We have certain uniform laws accepted by most of the States, for example, in areas of commerce and Senator Mondale knows more about this than I do. Is there any likelihood that there could be a uniform code adopted by the States?

Mr. Van HORN. We see very scant likelihood of that, Senator.

Senator MONDALE. Do I understand that this national association of real estate law licensing officials are not taking an official position ?

Mr. Van Horn. That is correct, sir; by virtue of their structure they cannot take an official position on it.

Senator MONDALE. It is my impression that a year or two ago they did favor some sort of interstate regulations?

Mr. Van Horn. I think what came forth as a majority opinion was given as an official position or the organization's position. I respectfully submit and I find agreement among NARELLO membership that they can't have such a thing as an official position.

Senator MONDALE. What does this say about the prospects for dynamic acts at the State level?

Mr. Van HORN. I suggested before that I didn't think it was apt to happen.

Senator MONDALE. The national president of that organization from Minnesota, a very fine man, he helped us in the adoption of our State law.

Mr. Van HORN. I am privileged to know him.

Senator MONDALE. Even if his organization can't take a position, he wants this bill passed.

Mr. Van Horn. May I say without holding you, I am attracted to your fair comment, your interpretive fair comment thought.

Senator MONDALE. I gather that the New Jersey law, from what you say, permits you to editorialize a little bit.

Mr.

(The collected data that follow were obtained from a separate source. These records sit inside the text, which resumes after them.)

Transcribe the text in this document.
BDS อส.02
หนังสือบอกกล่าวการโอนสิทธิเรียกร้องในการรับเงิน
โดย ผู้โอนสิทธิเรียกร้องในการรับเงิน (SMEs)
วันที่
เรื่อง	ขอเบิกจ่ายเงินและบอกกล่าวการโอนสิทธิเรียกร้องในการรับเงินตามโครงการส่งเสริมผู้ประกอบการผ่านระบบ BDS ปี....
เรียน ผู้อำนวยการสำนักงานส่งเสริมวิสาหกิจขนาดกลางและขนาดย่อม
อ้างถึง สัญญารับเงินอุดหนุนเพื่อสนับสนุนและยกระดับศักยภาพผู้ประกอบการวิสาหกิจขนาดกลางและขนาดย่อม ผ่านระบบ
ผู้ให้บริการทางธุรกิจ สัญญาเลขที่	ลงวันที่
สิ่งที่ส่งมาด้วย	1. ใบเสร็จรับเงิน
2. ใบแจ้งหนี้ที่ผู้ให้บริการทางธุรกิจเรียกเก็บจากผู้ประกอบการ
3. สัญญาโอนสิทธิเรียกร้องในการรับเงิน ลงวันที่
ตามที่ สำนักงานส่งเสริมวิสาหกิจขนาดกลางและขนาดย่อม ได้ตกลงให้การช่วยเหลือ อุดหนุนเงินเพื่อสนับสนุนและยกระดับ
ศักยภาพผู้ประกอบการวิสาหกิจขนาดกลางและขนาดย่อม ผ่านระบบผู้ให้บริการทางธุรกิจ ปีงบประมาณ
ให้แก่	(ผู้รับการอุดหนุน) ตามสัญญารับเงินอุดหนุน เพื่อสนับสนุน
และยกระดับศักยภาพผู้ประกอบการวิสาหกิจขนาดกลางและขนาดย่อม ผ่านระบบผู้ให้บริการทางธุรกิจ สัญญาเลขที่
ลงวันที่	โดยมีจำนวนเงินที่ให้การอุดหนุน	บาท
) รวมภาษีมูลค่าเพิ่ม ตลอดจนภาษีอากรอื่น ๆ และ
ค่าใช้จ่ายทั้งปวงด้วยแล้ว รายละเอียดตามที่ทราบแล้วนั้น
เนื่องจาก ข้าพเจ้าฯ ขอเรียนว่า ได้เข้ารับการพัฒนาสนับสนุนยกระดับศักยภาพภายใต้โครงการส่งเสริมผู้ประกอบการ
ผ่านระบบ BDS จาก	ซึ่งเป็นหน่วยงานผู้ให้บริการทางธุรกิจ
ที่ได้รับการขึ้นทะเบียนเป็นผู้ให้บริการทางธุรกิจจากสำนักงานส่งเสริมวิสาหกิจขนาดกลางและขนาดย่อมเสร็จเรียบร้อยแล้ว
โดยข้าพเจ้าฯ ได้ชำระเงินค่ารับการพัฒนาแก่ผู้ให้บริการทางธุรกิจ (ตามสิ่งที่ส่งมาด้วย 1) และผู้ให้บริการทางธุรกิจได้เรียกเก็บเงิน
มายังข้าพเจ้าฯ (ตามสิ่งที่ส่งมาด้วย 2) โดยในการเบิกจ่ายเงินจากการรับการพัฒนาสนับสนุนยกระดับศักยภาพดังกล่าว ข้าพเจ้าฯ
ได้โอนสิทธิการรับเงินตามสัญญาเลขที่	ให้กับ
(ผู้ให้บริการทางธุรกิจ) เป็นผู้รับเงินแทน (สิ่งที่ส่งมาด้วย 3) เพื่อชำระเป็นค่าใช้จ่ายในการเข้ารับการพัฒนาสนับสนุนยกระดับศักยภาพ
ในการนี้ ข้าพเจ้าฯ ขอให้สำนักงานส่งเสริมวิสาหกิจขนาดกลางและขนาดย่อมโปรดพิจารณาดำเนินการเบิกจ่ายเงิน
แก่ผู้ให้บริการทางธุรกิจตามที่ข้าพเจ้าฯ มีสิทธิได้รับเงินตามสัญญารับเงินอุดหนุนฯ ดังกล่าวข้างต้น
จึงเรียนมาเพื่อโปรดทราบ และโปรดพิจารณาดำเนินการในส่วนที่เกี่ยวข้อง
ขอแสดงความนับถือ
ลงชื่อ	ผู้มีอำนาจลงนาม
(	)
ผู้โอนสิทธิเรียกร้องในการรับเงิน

VAN HORN. It does, indeed; to the considerable chargrin of some developers.

Membership is limited to those actively engaged in this regulatory field-members of real estate commissions (or similarly functioning agencies), commissioners and administrative personnel.

The survey was conducted by the organization's legal and professional conduct committee successor to the rackets committee which has historically been much concerned with interstate land sale practices and has expended considerable effort in the attempt to bring this situation into focus and under control.

The survey was done by questionnaires probing this and other matters of interest to NAREĽLO's members.

High spots on the interstate land sale subject are:

In response to a question concerning the existence of State regulations:

Sixteen responded, "Have no statutes, other than the usual criminal statutes on fraud.”

Among those reporting any other form or measure of control:
Eight responded, “Have registration law only."
Seven responded, “Have a public report or disclosure law only."

Eleven responded, "Have a law requiring subdividers to meet affirmative standards set by our State (for sufficiency, adequacy, or reasonableness of the terms and improvements).